Subo a la terraza del edificio, que está sobre la ladera de La Floresta, dominando el centro-norte de la ciudad. El sol lo ilumina todo y parece que las nubes, por una vez, se toman un día de vacaciones. Enciendo un cigarro y observo el valle en toda su longitud. Grandes edificios de nueva construcción y acristaladas fachadas se mezclan con pequeñas casitas que salpican las laderas de las colinas. Viejos edificios de tiempos de la conquista conviven con terrenos baldíos y viejas glorias que no superaron el paso del tiempo y de la lluvia. El caos se puede prácticamente tocar.

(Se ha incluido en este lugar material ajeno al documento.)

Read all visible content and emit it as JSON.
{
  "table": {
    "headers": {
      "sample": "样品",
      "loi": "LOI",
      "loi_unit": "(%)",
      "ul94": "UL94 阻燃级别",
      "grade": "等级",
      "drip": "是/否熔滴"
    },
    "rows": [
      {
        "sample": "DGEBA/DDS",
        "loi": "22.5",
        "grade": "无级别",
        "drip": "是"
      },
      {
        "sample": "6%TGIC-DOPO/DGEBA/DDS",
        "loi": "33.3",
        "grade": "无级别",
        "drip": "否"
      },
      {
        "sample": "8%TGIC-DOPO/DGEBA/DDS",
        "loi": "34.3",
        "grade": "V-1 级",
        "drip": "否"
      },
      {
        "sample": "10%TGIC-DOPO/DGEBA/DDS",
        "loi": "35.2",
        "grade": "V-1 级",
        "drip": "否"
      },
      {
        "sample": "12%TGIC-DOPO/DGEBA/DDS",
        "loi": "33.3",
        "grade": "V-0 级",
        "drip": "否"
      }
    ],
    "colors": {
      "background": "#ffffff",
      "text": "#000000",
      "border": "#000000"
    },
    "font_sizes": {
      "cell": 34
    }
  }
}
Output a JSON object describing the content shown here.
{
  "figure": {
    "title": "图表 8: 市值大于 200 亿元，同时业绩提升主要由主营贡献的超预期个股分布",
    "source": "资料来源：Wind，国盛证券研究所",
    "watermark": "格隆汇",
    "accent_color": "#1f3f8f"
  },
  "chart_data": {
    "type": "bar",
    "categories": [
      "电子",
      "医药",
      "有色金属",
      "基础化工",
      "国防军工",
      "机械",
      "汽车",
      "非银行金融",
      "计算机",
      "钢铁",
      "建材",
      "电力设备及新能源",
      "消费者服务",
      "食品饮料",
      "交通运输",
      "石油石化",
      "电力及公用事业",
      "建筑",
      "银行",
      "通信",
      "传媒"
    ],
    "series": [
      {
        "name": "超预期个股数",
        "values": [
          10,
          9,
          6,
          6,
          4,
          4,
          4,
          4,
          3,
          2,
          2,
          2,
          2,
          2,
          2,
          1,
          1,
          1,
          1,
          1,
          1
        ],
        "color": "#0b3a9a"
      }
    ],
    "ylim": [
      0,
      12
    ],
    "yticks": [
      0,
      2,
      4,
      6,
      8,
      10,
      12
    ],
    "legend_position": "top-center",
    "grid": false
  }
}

Cambio de lugar en el terrado y todo cambia. Hacia el sur la ciudad se extiende hasta donde la vista no puede alcanzar. Todo mengua, todo se hace pequeño. Miles de pequeñas casas se amontonan, desordenadas y viejas, sobre cada centímetro libre. Sus ventanitas se convierten en miles de ojos abiertos a Quito, al caos, a la urbe sin escuadra no cartabón, a la necesidad de techo cuando sea, donde sea y como sea. Y entre ellas, camufladas, surgen formas antiguas, detalles que rompen lineas rectas, que ni el tiempo ni el dinero consiguieron arrancar. A lo lejos, detrás del centro histórico se alza una gran iglesia, discreta y elegante y pétrea, entre moles de hormigón y colores degradados.
Sólo en algunos espacios, todavía libres de humanidad, seguramente por lo escarpado e inaccesible, pequeños grupos de verdes árboles y pasto andino sobreviven, reclamando lo que todavía es suyo.Y es que en el Quito de lo alto, cuando uno inclina la cabeza al cielo, hay algo que siempre domina, omnipresente, haciéndote sentir minúsculo, insignificante y absurdo: las montañas, los volcanes, la cordillera.